GDPR AND ISO 27701

General Data Protection Regulation is Europe’s data privacy and security law that imposes obligations onto organizations anywhere in the world, so long as they target or collect data related to persons in the European Union (EU).

“The right to Privacy”

Legal definition: The right of a person to be free from intrusion into or publicity concerning matters of a personal nature.

Due to the growth of the internet and need for privacy in the late 90s Europe’s data protection authority declared the EU needed “a comprehensive approach on personal data protection”.

Do you understand why it is important?

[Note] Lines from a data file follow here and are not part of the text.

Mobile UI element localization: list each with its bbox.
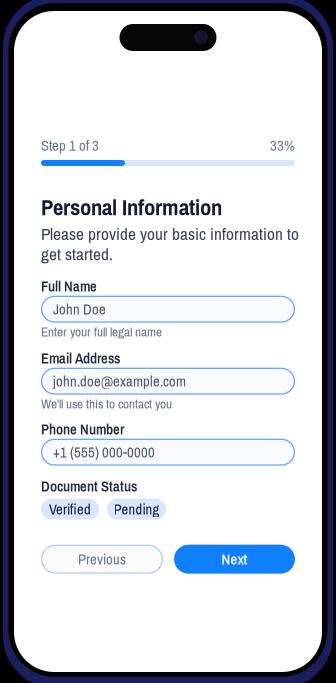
staticText: Enter your full legal name [41,323,162,341]
staticText: Verified [49,499,91,519]
staticText: Please provide your basic information to… [41,222,299,266]
button[interactable]: John Doe [41,296,295,323]
staticText: Previous [78,549,126,569]
staticText: john.doe@example.com [53,371,186,391]
staticText: John Doe [53,299,106,319]
button[interactable]: john.doe@example.com [41,368,295,395]
staticText: Personal Information [41,192,222,222]
staticText: Pending [114,499,160,519]
button[interactable]: +1 (555) 000-0000 [41,439,295,466]
button[interactable]: Pending [107,499,166,520]
staticText: +1 (555) 000-0000 [53,442,155,462]
staticText: Step 1 of 3 [41,136,99,155]
staticText: We'll use this to contact you [41,395,172,413]
staticText: Phone Number [41,419,124,439]
button[interactable]: Next [174,545,295,574]
staticText: Email Address [41,348,120,368]
staticText: Full Name [41,276,97,296]
button[interactable]: Verified [41,499,99,520]
button[interactable]: Previous [41,545,163,574]
staticText: Document Status [41,476,137,496]
staticText: 33% [270,136,295,155]
staticText: Next [222,549,248,569]
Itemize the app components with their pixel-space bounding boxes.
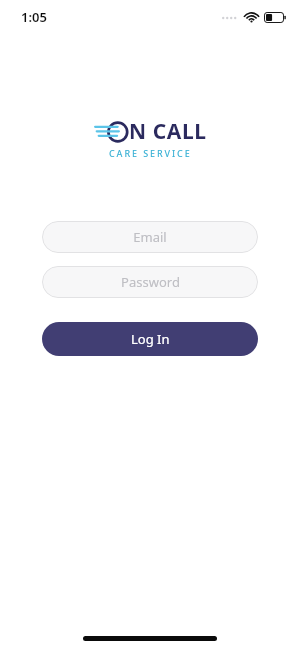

Let’s look at a few of the Data Protection Principles.

Lawfulness, fairness, and transparency

We’ve all at one point had an awkward feeling that a site is invading privacy by asking too much of our personal information, right?  To make it worse, no transparency or a clear justification as to why and how the data will benefit you in getting the best experience from the service Huh!

“Processing must be lawful, fair, and transparent to the data subject (Yourself).”

Purpose limitation

How sure that the data you provided will solely be used as justified by the Data Controller or Processor??

I am certain you’ve received messages asking you to participate in a competition such as LUCKBOX which you didn’t subscribe to.

Data minimization

Do you know that an organization should only collect necessary data form you?

Accountability

Would your favorite online shopping platform or even the social media platform take responsibility for your leaked out information?

“Accountability breeds response-ability.  

― Stephen R. Covey

Think about it this way, you have the power over your data😊

ISO 27701 is internal stand that specifies requirements and provides guidance for establishing, implementing, maintaining, and continually improving a Privacy Information Management System (PIMS).

An organization wishing to implement and operate a Privacy Information Management System must have an Information Security Management System in place as PIMS extends ISMS.

ISO 27001 is an Information Security Management System that provides guidance for implementing, maintaining, and continually improving an Information Security Management System (ISMS).

ISO 27701:2019 (PIMS) contains Annex D that gives an indicative mapping between PIMS and Articles 5 to 49 with an exclusion of Article 43 that focuses on Certification bodies.

However, it is purely indicative that organizations have the responsibility to assess their legal obligations and decide how to comply with them.